900
Thomas, J., concurring in judgment
In fact, it should be clear that the assumptions that have guided the Court reflect only one possible understanding of effective exercise of the franchise, an understanding based on the view that voters are "represented" only when they choose a delegate who will mirror their views in the legislative halls. See generally H. Pitkin, The Concept of Representation 60-91 (1967).7 But it is certainly possible to construct a theory of effective political participation that would accord greater importance to voters' ability to influence, rather than control, elections. And especially in a two-party system such as ours, the influence of a potential "swing" group of voters composing 10% to 20% of the electorate in a given district can be considerable.8 Even such a focus on practical influence, however, is not a necessary component of the definition of the "effective" vote. Some conceptions of representative government may primarily emphasize the formal value of the vote as a mechanism for participation in
7 Indeed, the assumptions underpinning the Court's conclusions largely parallel principles that John Stuart Mill advanced in proposing a system of proportional representation as an electoral reform in Great Britain. See J. S. Mill, Considerations on Representative Government (1861). In Mill's view, a just system of representative government required an electoral system that ensured "a minority of the electors would always have a minority of the representatives." Id., at 133. To Mill, a system that allowed a portion of the population that constituted a majority in each district to control the election of all representatives and to defeat the minority's choice of candidates was unjust because it operated to produce a "complete disfranchisement of minorities." Id., at 132.

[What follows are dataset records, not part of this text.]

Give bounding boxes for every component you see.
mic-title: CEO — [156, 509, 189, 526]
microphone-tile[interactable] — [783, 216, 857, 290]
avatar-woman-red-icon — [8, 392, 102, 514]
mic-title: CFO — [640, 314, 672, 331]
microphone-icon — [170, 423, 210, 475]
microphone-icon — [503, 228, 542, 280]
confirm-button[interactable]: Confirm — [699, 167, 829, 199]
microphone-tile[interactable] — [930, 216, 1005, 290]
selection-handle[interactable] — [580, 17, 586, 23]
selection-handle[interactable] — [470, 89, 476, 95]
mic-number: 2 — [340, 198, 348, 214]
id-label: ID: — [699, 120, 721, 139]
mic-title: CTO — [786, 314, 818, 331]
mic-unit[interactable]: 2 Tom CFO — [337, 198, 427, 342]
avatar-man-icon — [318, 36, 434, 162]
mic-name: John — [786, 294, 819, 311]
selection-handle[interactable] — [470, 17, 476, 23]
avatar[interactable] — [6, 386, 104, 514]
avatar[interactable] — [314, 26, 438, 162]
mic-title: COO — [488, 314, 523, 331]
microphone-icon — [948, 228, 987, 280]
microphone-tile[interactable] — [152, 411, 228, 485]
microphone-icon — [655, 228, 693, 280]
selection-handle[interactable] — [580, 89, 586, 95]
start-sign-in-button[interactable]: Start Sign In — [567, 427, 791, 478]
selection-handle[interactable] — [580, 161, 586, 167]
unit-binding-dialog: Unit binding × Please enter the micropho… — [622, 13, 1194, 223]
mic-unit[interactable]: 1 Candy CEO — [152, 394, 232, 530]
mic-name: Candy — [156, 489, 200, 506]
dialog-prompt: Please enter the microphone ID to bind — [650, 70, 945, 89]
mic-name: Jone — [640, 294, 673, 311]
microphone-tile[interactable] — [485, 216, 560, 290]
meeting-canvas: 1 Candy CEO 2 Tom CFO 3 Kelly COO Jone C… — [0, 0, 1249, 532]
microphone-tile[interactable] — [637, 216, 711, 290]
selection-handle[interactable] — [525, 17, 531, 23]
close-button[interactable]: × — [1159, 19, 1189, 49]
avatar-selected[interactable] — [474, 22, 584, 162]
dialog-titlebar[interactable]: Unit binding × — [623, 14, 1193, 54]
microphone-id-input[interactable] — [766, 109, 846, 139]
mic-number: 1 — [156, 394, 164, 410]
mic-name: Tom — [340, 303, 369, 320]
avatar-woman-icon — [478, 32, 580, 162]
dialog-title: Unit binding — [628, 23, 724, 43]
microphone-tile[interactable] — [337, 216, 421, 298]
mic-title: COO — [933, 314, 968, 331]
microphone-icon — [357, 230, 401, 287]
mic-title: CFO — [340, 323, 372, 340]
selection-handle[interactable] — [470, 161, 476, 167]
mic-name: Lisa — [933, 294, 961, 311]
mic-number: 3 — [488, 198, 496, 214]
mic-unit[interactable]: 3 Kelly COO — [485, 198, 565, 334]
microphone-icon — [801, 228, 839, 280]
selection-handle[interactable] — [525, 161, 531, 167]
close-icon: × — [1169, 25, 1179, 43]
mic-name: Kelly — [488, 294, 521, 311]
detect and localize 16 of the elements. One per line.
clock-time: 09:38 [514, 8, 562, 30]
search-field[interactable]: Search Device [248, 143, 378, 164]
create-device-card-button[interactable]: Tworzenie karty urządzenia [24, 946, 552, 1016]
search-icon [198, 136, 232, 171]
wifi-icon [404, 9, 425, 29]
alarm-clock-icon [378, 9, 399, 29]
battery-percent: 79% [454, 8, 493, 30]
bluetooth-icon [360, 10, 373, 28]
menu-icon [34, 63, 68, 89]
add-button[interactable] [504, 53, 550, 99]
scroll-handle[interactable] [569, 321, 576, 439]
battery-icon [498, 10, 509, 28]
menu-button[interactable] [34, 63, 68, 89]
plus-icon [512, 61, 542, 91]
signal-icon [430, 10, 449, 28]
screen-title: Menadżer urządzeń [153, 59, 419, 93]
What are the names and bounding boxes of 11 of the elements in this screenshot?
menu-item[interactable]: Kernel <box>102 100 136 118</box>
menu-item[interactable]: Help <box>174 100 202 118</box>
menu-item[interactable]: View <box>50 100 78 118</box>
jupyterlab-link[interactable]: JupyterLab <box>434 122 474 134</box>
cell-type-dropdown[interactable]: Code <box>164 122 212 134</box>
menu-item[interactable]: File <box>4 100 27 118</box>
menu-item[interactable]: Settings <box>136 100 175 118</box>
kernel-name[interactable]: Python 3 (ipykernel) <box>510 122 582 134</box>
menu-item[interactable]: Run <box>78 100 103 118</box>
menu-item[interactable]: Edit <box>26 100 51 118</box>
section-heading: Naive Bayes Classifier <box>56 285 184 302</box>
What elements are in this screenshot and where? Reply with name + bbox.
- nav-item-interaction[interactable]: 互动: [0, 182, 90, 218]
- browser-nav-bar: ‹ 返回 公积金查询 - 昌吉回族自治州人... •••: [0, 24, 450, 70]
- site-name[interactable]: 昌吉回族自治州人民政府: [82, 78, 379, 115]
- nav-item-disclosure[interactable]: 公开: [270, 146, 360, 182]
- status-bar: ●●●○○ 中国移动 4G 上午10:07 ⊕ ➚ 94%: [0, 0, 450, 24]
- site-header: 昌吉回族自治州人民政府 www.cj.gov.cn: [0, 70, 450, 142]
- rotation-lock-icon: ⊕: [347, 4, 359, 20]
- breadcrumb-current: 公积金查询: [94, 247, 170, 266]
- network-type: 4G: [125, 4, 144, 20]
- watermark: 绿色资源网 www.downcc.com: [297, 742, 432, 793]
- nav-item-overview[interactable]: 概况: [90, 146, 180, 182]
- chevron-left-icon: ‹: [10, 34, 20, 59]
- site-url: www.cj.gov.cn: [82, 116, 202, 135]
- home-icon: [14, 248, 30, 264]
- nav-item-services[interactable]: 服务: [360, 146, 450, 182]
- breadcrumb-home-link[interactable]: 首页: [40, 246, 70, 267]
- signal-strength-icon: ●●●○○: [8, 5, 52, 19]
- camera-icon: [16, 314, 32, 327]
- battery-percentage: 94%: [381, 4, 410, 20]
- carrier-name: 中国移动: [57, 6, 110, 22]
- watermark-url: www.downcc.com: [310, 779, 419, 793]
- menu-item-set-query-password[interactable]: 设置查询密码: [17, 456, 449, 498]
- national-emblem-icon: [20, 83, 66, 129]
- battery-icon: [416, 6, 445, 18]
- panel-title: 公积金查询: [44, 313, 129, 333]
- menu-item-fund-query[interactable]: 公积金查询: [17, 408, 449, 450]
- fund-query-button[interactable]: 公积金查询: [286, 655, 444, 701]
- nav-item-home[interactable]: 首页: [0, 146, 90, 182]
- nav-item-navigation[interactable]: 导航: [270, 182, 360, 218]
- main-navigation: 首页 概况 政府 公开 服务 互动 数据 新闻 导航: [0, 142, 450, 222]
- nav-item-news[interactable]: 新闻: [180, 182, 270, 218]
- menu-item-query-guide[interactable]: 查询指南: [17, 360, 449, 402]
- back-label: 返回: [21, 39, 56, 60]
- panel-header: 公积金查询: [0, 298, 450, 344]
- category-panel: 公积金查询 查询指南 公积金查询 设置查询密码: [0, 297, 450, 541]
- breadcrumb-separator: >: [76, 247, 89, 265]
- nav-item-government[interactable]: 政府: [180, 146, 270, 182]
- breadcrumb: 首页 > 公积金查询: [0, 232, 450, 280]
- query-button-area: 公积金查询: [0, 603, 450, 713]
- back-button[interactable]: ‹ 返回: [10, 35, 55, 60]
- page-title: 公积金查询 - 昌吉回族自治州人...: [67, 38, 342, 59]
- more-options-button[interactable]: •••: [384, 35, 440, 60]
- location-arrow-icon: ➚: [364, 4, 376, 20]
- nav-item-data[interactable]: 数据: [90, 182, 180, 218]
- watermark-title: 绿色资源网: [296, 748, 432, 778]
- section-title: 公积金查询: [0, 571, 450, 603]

8 We ourselves have tacitly acknowledged that our current view of what constitutes an effective vote may be subject to reevaluation, or at least that it may not provide an exclusive definition of effective voting power, as we repeatedly have reserved the question whether a vote dilution claim may be brought for failure to create minority "influence" districts. See, e. g., Voinovich v. Quilter, 507 U. S. 146, 154 (1993) (citing cases). Cf. Bandemer, supra, at 132 (noting that "the power to influence the political process is not limited to winning elections"); Gingles, supra, at 99 (O'Connor, J., concurring in judgment) (suggesting that the Court should not focus solely on a minority group's ability to elect representatives in assessing the effectiveness of the group's votes).